O magnetismo que aquela obra exerceu sobre ela fez com que se abstraísse de tudo o que a rodeava. Os seus olhos estavam presos nos pormenores da pintura. Qual teria sido a intenção do artista ao conceber aquela cena? Porque é representara o homem com linhas rectas enquanto a mulher está coberta por figuras geométricas circulares? Aquele “Beijo" terá sido consentido ou não? Afinal o homem pega no rosto da mulher e agarra-a de uma maneira que transmite a sensação de domínio. A expressão que Klimt atribuí à mulher é enigmática. Será que gosta do beijo ou nem por isso? E os pés? Estão numa posição estranha, dão a impressão de crispação.

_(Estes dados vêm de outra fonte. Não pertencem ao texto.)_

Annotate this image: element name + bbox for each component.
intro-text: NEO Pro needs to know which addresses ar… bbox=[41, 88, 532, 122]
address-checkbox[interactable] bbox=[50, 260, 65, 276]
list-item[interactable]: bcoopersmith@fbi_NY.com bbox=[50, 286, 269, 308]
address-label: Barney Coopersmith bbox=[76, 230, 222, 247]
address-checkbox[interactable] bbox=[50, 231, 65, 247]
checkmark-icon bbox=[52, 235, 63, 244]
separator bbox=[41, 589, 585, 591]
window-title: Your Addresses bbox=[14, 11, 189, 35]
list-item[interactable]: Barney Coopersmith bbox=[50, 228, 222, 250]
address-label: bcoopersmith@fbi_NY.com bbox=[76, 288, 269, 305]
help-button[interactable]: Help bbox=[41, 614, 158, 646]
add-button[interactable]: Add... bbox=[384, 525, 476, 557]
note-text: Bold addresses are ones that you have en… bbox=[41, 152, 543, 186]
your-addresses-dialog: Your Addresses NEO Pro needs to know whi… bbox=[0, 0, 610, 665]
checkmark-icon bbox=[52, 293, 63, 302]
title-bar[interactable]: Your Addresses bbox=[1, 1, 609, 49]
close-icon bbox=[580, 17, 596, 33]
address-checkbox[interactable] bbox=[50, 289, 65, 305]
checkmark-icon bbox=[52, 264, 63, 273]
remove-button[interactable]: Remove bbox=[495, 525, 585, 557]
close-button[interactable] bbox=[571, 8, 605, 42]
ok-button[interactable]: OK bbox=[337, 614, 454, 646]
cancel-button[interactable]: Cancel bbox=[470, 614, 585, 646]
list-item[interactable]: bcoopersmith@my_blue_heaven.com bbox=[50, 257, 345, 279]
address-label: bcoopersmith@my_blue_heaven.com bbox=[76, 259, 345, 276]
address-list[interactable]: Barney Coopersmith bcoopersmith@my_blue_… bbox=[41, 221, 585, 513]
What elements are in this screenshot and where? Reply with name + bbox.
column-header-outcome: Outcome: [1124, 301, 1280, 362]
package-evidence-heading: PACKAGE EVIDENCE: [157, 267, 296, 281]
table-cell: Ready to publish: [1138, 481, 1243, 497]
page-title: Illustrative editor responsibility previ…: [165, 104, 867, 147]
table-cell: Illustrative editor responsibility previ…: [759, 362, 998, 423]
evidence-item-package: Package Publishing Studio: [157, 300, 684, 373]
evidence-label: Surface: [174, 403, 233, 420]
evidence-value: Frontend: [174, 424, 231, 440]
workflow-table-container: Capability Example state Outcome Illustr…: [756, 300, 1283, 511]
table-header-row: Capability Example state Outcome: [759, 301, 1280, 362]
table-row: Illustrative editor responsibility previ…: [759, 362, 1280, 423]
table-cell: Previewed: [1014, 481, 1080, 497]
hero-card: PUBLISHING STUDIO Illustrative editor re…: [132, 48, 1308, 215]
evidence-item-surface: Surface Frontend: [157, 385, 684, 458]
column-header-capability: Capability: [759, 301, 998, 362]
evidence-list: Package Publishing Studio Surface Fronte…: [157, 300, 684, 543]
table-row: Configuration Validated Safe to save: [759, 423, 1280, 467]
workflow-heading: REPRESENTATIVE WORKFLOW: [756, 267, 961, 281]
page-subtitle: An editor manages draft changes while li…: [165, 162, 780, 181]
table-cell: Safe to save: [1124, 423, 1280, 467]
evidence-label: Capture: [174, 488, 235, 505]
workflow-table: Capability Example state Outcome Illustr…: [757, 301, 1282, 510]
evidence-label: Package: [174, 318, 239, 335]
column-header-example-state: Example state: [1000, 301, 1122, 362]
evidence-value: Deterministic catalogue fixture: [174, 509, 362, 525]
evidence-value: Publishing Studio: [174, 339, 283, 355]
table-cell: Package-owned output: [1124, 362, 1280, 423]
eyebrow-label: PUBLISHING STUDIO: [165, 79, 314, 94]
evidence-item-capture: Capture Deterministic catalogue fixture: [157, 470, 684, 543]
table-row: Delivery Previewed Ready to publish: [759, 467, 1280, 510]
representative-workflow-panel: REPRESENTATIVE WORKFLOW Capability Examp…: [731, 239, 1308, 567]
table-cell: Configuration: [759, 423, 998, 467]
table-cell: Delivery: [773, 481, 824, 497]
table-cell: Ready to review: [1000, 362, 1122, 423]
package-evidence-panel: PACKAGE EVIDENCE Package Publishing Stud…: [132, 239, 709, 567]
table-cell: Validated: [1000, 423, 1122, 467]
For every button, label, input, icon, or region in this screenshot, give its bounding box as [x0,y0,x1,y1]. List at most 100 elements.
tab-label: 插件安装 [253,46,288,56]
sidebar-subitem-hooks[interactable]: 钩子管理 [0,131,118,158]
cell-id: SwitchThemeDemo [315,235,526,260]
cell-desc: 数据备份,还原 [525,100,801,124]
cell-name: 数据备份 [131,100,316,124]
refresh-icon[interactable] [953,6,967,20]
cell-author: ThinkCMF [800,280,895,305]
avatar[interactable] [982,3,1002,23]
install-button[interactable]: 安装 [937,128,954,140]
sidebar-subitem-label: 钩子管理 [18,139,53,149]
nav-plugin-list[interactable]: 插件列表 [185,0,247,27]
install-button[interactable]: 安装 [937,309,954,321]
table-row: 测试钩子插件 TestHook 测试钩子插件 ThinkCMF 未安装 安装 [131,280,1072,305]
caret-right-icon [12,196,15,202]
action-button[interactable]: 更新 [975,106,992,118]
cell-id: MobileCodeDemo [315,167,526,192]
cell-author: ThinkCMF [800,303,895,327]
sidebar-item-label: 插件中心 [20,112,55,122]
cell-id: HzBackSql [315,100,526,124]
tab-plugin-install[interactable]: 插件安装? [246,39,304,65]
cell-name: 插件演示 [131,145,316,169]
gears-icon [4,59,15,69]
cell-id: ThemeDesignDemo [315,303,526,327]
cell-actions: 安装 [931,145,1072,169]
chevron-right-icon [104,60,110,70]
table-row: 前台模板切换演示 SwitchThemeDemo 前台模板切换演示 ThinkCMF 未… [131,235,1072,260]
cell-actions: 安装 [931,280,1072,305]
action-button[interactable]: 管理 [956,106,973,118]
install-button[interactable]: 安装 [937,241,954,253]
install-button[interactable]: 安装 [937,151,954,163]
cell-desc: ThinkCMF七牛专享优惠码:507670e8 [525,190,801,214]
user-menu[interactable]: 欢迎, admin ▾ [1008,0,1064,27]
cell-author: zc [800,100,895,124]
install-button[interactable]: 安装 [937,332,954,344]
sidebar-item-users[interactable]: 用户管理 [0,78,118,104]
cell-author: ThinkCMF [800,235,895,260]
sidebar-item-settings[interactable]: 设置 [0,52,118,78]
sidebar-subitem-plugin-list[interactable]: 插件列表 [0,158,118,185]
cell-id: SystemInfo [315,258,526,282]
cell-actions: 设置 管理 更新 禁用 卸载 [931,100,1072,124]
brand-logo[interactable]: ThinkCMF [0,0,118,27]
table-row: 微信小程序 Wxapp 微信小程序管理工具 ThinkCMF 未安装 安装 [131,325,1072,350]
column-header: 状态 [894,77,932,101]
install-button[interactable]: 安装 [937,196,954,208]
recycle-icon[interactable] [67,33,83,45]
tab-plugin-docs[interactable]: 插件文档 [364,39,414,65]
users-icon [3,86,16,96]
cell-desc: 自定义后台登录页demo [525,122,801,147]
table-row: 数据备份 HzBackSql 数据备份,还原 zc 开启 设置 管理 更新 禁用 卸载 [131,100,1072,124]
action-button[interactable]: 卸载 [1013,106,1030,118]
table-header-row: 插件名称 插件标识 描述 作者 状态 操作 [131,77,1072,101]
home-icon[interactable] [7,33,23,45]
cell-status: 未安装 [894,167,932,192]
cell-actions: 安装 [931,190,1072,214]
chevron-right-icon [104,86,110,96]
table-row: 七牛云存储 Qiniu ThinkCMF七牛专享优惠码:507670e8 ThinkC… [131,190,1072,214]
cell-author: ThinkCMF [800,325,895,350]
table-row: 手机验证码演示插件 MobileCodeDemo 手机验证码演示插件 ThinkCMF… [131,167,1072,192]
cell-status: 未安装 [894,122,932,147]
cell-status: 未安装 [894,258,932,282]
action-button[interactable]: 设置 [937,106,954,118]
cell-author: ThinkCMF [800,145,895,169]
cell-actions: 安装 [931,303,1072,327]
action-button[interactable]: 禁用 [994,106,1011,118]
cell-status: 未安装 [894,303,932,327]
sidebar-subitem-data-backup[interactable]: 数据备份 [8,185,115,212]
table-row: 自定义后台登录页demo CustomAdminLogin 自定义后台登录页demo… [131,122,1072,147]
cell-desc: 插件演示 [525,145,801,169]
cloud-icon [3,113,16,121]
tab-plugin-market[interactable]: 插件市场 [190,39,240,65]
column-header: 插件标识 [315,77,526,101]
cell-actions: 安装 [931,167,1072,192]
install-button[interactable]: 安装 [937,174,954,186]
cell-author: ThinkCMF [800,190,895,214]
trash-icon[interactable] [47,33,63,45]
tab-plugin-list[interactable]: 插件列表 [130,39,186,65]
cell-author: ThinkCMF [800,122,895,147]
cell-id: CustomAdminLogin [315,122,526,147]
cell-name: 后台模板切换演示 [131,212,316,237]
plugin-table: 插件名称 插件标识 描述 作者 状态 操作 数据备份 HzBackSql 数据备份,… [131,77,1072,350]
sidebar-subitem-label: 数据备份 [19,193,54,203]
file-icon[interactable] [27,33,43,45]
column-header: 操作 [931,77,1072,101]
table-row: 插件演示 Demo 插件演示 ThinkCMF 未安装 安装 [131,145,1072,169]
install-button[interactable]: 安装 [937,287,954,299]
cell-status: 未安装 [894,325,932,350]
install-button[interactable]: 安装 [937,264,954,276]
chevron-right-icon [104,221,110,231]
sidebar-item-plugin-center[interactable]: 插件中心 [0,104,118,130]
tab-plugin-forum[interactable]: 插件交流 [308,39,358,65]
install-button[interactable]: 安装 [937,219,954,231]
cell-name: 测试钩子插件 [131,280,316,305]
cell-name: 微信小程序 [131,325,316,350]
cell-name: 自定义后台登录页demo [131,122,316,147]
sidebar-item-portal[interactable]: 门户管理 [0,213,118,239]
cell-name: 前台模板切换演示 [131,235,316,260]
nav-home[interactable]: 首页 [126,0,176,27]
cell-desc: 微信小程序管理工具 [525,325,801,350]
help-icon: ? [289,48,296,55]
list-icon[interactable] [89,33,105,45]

- A beleza da arte é que cada pessoa lhe pode dar o seu próprio significado.

Emília sobressaltou-se. A seu lado, estava homem muito atraente que lhe sorria. Emília imaginou-se a ser beijada por aquele homem como a protagonista do quadro de Klimt e pensou que devia ser muito agradável. Sem perceber de onde saíra aquela ideia despropositada, corou enquanto dizia:

- Como?

- Desculpe mas não pude deixar de ouvir aquilo que “conversava" com este quadro.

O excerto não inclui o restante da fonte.